En plena polémica por la limitación de boyas para el fondeo de embarcaciones en la isla de Tabarca (la única isla habitada de la Comunidad Valenciana), como han planteado los ecologistas, el Ayuntamiento de Alicante ha realizado un estudio sobre "la capacidad de carga" de la isla. En él, se destaca el buen estado de las reservas naturales y el patrimonio, pero se realizan propuestas para mejorar la situación de la isla.

Gran parte de los problemas de la isla es que cualquier decisión depende de seis administraciones: Ministerio de Medio Ambiente (diferentes direcciones generales), Conselleria de Medio Ambiente, Conselleria de Cultura, Conselleria de Transportes, y Ayuntamiento de Alicante.

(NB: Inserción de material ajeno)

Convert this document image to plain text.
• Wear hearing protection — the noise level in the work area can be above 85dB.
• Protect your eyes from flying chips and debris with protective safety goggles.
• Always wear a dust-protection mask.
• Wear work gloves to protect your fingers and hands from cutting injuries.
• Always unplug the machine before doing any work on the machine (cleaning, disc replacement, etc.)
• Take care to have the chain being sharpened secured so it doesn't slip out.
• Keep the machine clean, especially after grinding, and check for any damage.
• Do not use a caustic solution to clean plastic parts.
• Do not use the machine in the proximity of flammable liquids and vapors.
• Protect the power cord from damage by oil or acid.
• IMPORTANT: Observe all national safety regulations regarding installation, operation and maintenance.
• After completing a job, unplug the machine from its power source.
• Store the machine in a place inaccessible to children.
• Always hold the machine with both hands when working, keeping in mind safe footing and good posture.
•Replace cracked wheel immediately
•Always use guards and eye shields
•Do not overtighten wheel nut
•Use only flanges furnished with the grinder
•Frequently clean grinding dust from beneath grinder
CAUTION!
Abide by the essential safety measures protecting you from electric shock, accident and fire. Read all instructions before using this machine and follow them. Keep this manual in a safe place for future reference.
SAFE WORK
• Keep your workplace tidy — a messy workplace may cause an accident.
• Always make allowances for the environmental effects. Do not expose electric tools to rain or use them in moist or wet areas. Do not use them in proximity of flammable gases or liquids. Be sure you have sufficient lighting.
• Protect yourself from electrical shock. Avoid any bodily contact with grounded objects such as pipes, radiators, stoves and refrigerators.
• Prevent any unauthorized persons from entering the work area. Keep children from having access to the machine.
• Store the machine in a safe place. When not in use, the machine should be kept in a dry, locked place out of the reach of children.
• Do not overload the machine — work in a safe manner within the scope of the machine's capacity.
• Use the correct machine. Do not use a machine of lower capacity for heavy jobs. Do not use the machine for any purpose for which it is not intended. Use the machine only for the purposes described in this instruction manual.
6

Y es la Concejalía de Turismo del municipio, la única que está tratando de abrir un debate que tiene también que contar con vecinos, comerciantes, hosteleros y empresarios de las "tabarqueras".

En el documento se establece claramente que "está extendida la idea de que la isla se encuentra saturada de visitantes durante el periodo estival, y un reconocimiento mayoritario que, en verano, tanto la satisfacción del visitante como la calidad de los servicios que se les proporciona, es mayor cuando hay una menor aglomeración de personas".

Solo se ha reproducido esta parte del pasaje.